A limited study showed that some smokers believe that e-cigarettes help in quitting smoking, while others believe that they represent a temptation for those who have already painstakingly given up this habit.
Researchers from Scotland wrote in the journal Tobacco Control that they interviewed 64 smokers and found little consensus on the benefits and harms of e-cigarettes, which reflects a division in the medical community over the validity of promoting e-cigarettes as a safe alternative to traditional cigarettes.
“We are starting to know about the health risks because e-cigarettes are a relatively new product,” Amanda Amos, who led the study and is a researcher at the Center for Population Health Research at the University of Edinburgh, said in an email.
E-cigarettes are designed to mimic real cigarettes, with the addition of an attractive element: the thick vapor smoke they emit.

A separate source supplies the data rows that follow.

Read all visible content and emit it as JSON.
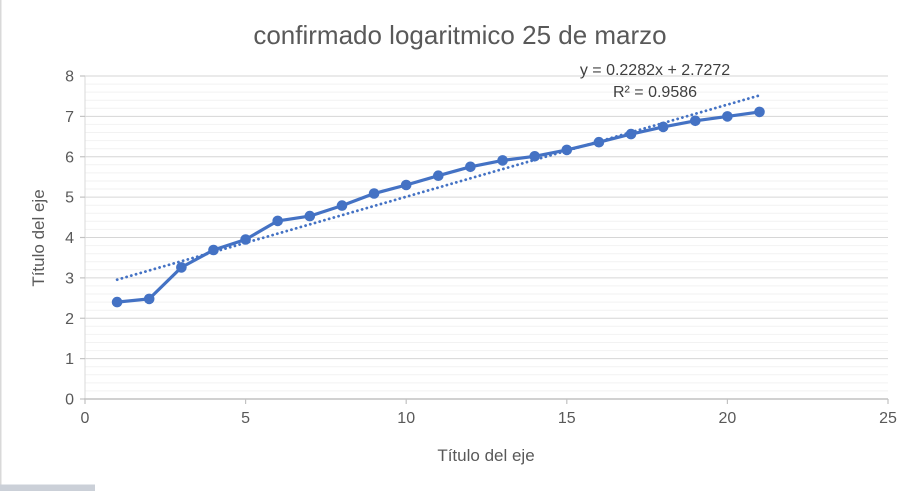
{
  "window": {
    "background": "#ffffff",
    "left_edge_color": "#d9d9d9",
    "bottom_strip_color": "#cbd0d8"
  },
  "chart_data": {
    "type": "line",
    "title": "confirmado logaritmico 25 de marzo",
    "xlabel": "Título del eje",
    "ylabel": "Título del eje",
    "x": [
      1,
      2,
      3,
      4,
      5,
      6,
      7,
      8,
      9,
      10,
      11,
      12,
      13,
      14,
      15,
      16,
      17,
      18,
      19,
      20,
      21
    ],
    "series": [
      {
        "name": "confirmado logaritmico",
        "values": [
          2.4,
          2.48,
          3.26,
          3.69,
          3.95,
          4.41,
          4.53,
          4.79,
          5.09,
          5.3,
          5.53,
          5.75,
          5.91,
          6.01,
          6.17,
          6.36,
          6.56,
          6.74,
          6.89,
          7.0,
          7.11
        ]
      }
    ],
    "trendline": {
      "equation": "y = 0.2282x + 2.7272",
      "r2_label": "R² = 0.9586",
      "slope": 0.2282,
      "intercept": 2.7272,
      "x_start": 1,
      "x_end": 21,
      "style": "dotted"
    },
    "xlim": [
      0,
      25
    ],
    "ylim": [
      0,
      8
    ],
    "x_ticks": [
      0,
      5,
      10,
      15,
      20,
      25
    ],
    "y_ticks": [
      0,
      1,
      2,
      3,
      4,
      5,
      6,
      7,
      8
    ],
    "y_minor_step": 0.2,
    "grid": "horizontal major + minor, no vertical",
    "legend": "none",
    "colors": {
      "series": "#4472C4",
      "major_grid": "#d6d6d6",
      "minor_grid": "#f2f2f2",
      "axis": "#c2c2c2",
      "y_axis_line": "#d9d9d9",
      "text": "#595959",
      "equation_text": "#3f3f3f"
    }
  }
}
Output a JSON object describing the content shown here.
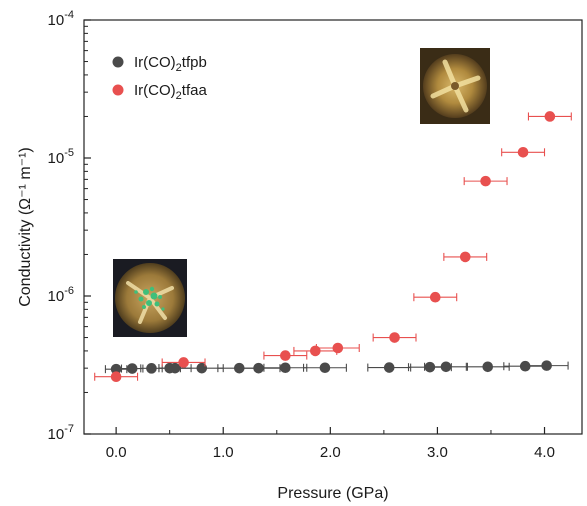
{
  "chart_data": {
    "type": "scatter",
    "xlabel": "Pressure (GPa)",
    "ylabel": "Conductivity (Ω⁻¹ m⁻¹)",
    "xlim": [
      -0.3,
      4.35
    ],
    "ylim_log10": [
      -7,
      -4
    ],
    "y_scale": "log",
    "x_ticks": [
      0.0,
      1.0,
      2.0,
      3.0,
      4.0
    ],
    "x_tick_labels": [
      "0.0",
      "1.0",
      "2.0",
      "3.0",
      "4.0"
    ],
    "y_ticks": [
      {
        "base": "10",
        "exp": "-7",
        "value": 1e-07
      },
      {
        "base": "10",
        "exp": "-6",
        "value": 1e-06
      },
      {
        "base": "10",
        "exp": "-5",
        "value": 1e-05
      },
      {
        "base": "10",
        "exp": "-4",
        "value": 0.0001
      }
    ],
    "grid": false,
    "legend_placement": "top-left",
    "series": [
      {
        "name": "Ir(CO)2tfpb",
        "name_parts": {
          "pre": "Ir(CO)",
          "sub": "2",
          "post": "tfpb"
        },
        "color": "#4a4a4a",
        "points": [
          {
            "x": 0.0,
            "y": 2.95e-07,
            "xerr": 0.1
          },
          {
            "x": 0.15,
            "y": 2.98e-07,
            "xerr": 0.1
          },
          {
            "x": 0.33,
            "y": 2.99e-07,
            "xerr": 0.1
          },
          {
            "x": 0.5,
            "y": 3e-07,
            "xerr": 0.1
          },
          {
            "x": 0.55,
            "y": 3e-07,
            "xerr": 0.15
          },
          {
            "x": 0.8,
            "y": 3e-07,
            "xerr": 0.2
          },
          {
            "x": 1.15,
            "y": 3e-07,
            "xerr": 0.2
          },
          {
            "x": 1.33,
            "y": 3e-07,
            "xerr": 0.2
          },
          {
            "x": 1.58,
            "y": 3.02e-07,
            "xerr": 0.2
          },
          {
            "x": 1.95,
            "y": 3.02e-07,
            "xerr": 0.2
          },
          {
            "x": 2.55,
            "y": 3.03e-07,
            "xerr": 0.2
          },
          {
            "x": 2.93,
            "y": 3.05e-07,
            "xerr": 0.2
          },
          {
            "x": 3.08,
            "y": 3.07e-07,
            "xerr": 0.2
          },
          {
            "x": 3.47,
            "y": 3.07e-07,
            "xerr": 0.2
          },
          {
            "x": 3.82,
            "y": 3.1e-07,
            "xerr": 0.2
          },
          {
            "x": 4.02,
            "y": 3.13e-07,
            "xerr": 0.2
          }
        ]
      },
      {
        "name": "Ir(CO)2tfaa",
        "name_parts": {
          "pre": "Ir(CO)",
          "sub": "2",
          "post": "tfaa"
        },
        "color": "#e8504f",
        "points": [
          {
            "x": 0.0,
            "y": 2.6e-07,
            "xerr": 0.2
          },
          {
            "x": 0.63,
            "y": 3.3e-07,
            "xerr": 0.2
          },
          {
            "x": 1.58,
            "y": 3.7e-07,
            "xerr": 0.2
          },
          {
            "x": 1.86,
            "y": 4e-07,
            "xerr": 0.2
          },
          {
            "x": 2.07,
            "y": 4.2e-07,
            "xerr": 0.2
          },
          {
            "x": 2.6,
            "y": 5e-07,
            "xerr": 0.2
          },
          {
            "x": 2.98,
            "y": 9.8e-07,
            "xerr": 0.2
          },
          {
            "x": 3.26,
            "y": 1.92e-06,
            "xerr": 0.2
          },
          {
            "x": 3.45,
            "y": 6.8e-06,
            "xerr": 0.2
          },
          {
            "x": 3.8,
            "y": 1.1e-05,
            "xerr": 0.2
          },
          {
            "x": 4.05,
            "y": 2e-05,
            "xerr": 0.2
          }
        ]
      }
    ],
    "insets": [
      {
        "name": "diamond-anvil-cell-photo-red",
        "description_icon": "cell-photo-icon"
      },
      {
        "name": "diamond-anvil-cell-photo-green",
        "description_icon": "cell-photo-icon"
      }
    ]
  }
}
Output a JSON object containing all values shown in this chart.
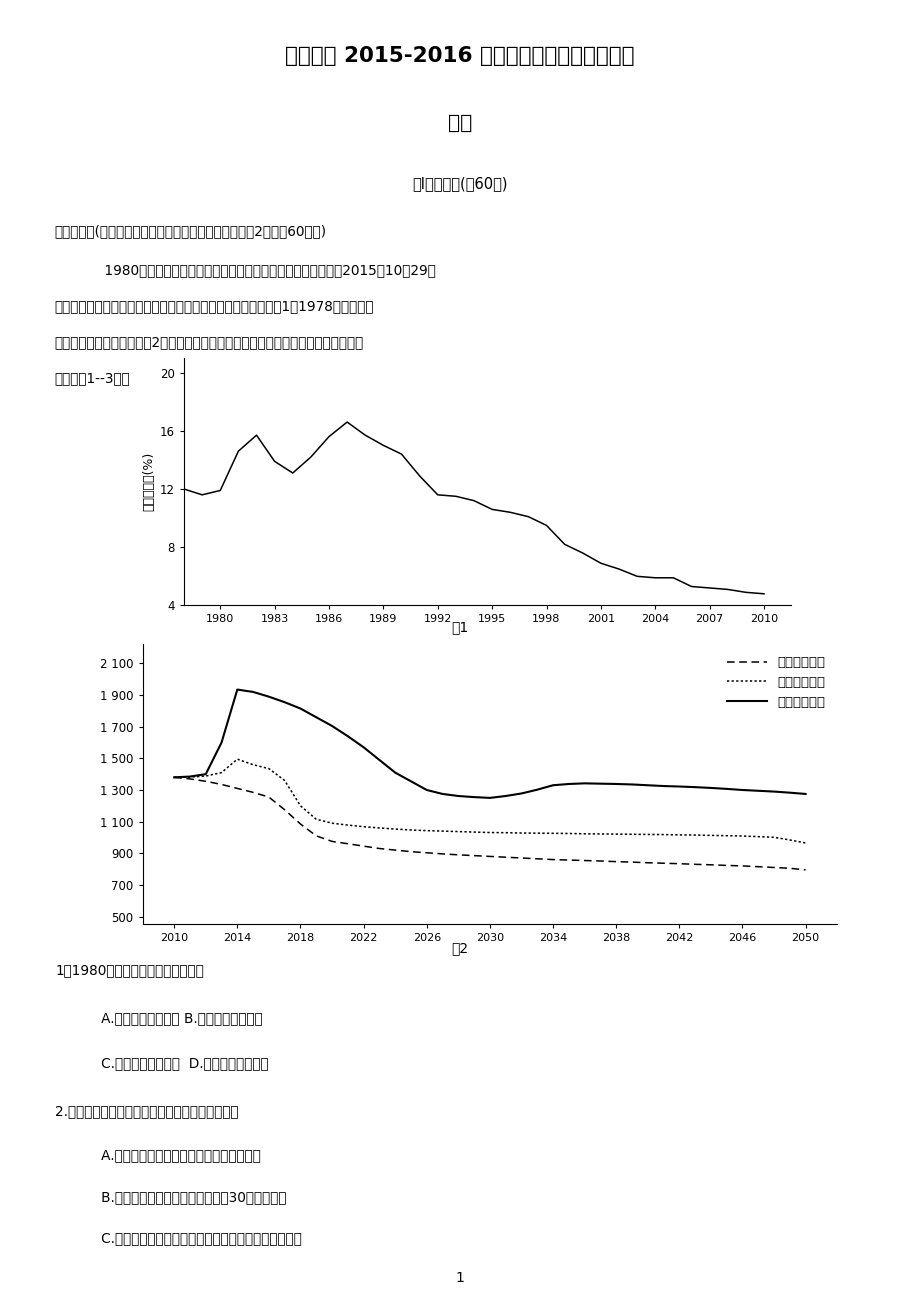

It contains a battery and a heating element, as well as a container containing nicotine and other liquids or flavorings.
Because what makes cigarettes harmful is tobacco smoke, electronic cigarettes can be safer because they do not burn tobacco. However, the nicotine inside it causes addiction.
Amos and her colleagues interviewed 11 individuals and 12 groups of current smokers and those who had quit within a year.
The majority of participants considered smoking a type of addiction, and they believed that willpower plays a pivotal role in quitting smoking. Most of them had tried electronic cigarettes at least once.
They consider electronic cigarettes to be completely different from nicotine replacement products such as gum and patches that are supposed to help smokers quit. Because doctors recommend using these nicotine replacements for those trying to quit, they consider them medical products.
But with electronic cigarettes, people were not clear about their purpose or the correct way to use them, and they did not directly link them to quitting compared to medicinal gum or patches.
Some believe that electronic cigarettes are a more satisfactory alternative to smoking, but others do not adopt this point of view, but rather see them as a danger to those trying to quit smoking or those who have already quit.
Dr. Riccardo Polosa, professor of internal medicine at the University of Catania in Italy, says, “This research shows that public opinion about electronic cigarettes is far from crystallized, with a lot of confusion surrounding the product and its intended use.”
“It’s really not complicated at all,” Polosa, who was not involved in the study, said in an email. “E-cigarettes are a safer alternative to smoking and are specifically designed for smokers who are unable to quit using other methods.”
Dr. Konstantinos Farsalinos, a researcher at the Onassis Center for Cardiac Surgery, says that although the study is limited and cannot draw a general concept about smoking from it, it highlights a widespread lack of clarity among consumers in many countries.
“The bottom line is that smokers are not encouraged to use e-cigarettes as an alternative to smoking,” he said in an email. “But for smokers who cannot or do not want to switch to medical alternatives, e-cigarettes can truly be a lifesaver.”